The chemistry of CSP ligands significantly influences the creation of in-situ diastereomeric complexes upon the stationary phase surface. However, other method's conditions, such as mobile-phase solvents, their composition, mobile phase additives and column temperature can play equally critical roles. The final resolution of the enantiomers is the outcome of combination of intermolecular forces, and even a subtle change in them can determine the success or failure of separation. This complexity prevents from establishing routine method-development protocols that are universally applicable to a diverse range of enantiomers. In fact, sometimes the outcome of previous unsuccessful experiments do not provide any clue for the subsequent steps. Therefore, in practice, a chiral method development laboratory settings, acts like a high-throughput screening protocol, of conducting a systematic screening of various CSP's by advanced column switching devices, trying automatically and systematically various mobile-phase combinations, effectively employing a trial-and-error strategy.

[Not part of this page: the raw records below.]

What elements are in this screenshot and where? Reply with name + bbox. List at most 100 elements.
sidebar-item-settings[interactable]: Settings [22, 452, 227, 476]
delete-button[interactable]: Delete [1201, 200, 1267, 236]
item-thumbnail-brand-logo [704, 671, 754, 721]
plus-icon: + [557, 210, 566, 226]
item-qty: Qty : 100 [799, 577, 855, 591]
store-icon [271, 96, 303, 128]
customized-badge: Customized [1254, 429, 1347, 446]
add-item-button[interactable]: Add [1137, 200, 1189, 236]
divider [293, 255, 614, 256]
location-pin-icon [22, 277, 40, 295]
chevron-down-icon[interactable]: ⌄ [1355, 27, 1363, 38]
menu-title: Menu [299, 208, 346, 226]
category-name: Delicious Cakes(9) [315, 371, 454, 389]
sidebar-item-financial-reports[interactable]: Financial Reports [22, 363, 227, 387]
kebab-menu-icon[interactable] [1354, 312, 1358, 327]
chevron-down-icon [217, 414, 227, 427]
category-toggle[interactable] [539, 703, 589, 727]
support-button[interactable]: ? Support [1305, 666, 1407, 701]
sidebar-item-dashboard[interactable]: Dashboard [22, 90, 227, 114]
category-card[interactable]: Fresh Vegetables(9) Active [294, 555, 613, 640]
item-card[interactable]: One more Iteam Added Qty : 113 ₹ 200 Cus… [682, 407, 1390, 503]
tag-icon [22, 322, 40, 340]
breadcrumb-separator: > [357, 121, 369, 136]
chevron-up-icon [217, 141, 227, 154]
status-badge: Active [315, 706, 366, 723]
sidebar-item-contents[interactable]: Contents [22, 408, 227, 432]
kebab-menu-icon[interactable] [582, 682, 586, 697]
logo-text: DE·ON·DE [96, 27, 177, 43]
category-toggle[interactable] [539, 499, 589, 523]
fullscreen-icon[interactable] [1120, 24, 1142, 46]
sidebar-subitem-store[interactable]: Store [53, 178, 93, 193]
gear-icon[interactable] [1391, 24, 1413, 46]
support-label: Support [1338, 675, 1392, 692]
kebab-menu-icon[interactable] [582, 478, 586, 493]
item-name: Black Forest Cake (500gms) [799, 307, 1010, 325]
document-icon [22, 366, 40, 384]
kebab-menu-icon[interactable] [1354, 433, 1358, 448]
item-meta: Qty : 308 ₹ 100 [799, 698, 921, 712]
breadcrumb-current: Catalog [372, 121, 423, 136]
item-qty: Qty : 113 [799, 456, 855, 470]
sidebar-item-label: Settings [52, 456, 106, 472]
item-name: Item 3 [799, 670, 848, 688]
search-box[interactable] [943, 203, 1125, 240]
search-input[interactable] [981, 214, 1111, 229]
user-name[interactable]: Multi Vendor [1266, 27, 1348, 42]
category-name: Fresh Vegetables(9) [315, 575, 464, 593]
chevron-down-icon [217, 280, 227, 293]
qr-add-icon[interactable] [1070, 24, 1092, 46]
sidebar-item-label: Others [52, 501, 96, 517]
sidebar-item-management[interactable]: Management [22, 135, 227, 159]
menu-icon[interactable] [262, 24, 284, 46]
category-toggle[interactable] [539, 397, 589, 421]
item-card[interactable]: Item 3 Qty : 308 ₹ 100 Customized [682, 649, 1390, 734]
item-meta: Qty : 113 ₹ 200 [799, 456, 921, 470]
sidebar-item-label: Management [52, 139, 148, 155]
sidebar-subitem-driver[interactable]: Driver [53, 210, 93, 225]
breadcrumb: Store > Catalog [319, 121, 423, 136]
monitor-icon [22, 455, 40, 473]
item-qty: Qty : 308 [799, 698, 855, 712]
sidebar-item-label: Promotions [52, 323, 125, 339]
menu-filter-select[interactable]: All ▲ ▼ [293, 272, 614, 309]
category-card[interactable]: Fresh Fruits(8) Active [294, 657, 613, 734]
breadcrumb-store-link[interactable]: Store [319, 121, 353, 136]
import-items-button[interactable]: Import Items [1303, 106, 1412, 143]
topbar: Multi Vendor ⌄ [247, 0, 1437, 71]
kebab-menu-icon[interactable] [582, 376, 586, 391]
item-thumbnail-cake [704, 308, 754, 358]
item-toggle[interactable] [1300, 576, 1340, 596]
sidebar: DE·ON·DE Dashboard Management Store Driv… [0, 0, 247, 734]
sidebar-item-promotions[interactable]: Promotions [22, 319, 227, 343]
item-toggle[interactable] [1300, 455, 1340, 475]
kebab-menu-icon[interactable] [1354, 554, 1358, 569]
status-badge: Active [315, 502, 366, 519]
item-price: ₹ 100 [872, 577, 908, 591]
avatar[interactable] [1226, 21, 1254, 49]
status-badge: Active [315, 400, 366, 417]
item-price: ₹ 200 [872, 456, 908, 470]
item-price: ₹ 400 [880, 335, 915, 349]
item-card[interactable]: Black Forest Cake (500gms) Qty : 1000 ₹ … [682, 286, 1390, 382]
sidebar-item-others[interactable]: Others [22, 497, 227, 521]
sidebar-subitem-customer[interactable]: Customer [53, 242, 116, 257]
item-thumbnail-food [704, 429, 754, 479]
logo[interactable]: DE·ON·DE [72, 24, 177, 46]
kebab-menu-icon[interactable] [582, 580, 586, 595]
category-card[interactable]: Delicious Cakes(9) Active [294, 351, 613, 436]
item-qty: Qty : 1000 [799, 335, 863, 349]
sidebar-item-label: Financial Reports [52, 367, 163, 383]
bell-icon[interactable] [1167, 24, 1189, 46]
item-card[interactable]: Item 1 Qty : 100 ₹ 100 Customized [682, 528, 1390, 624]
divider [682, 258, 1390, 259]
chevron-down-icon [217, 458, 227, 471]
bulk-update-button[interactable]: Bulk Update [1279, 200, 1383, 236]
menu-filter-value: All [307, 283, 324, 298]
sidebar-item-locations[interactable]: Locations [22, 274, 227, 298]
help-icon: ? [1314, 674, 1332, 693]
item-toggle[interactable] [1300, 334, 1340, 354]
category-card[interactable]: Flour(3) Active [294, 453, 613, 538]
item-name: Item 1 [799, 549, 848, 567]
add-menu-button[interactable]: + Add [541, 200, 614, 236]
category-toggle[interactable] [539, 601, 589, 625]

Because of the highly complex retention mechanism of a chiral stationary-phase due to chiral recognition, whose principles have not been deciphered, it is often difficult, if not impossible to predict in advance the steps that can be successfully applied to the enantiomers at hand as part of method development. That's why the standard approach in the method development is high throughput screening, to evaluate or examine a series of stationary phases, using various mobile-phase combinations, to increase the chance of finding a suitable separation condition.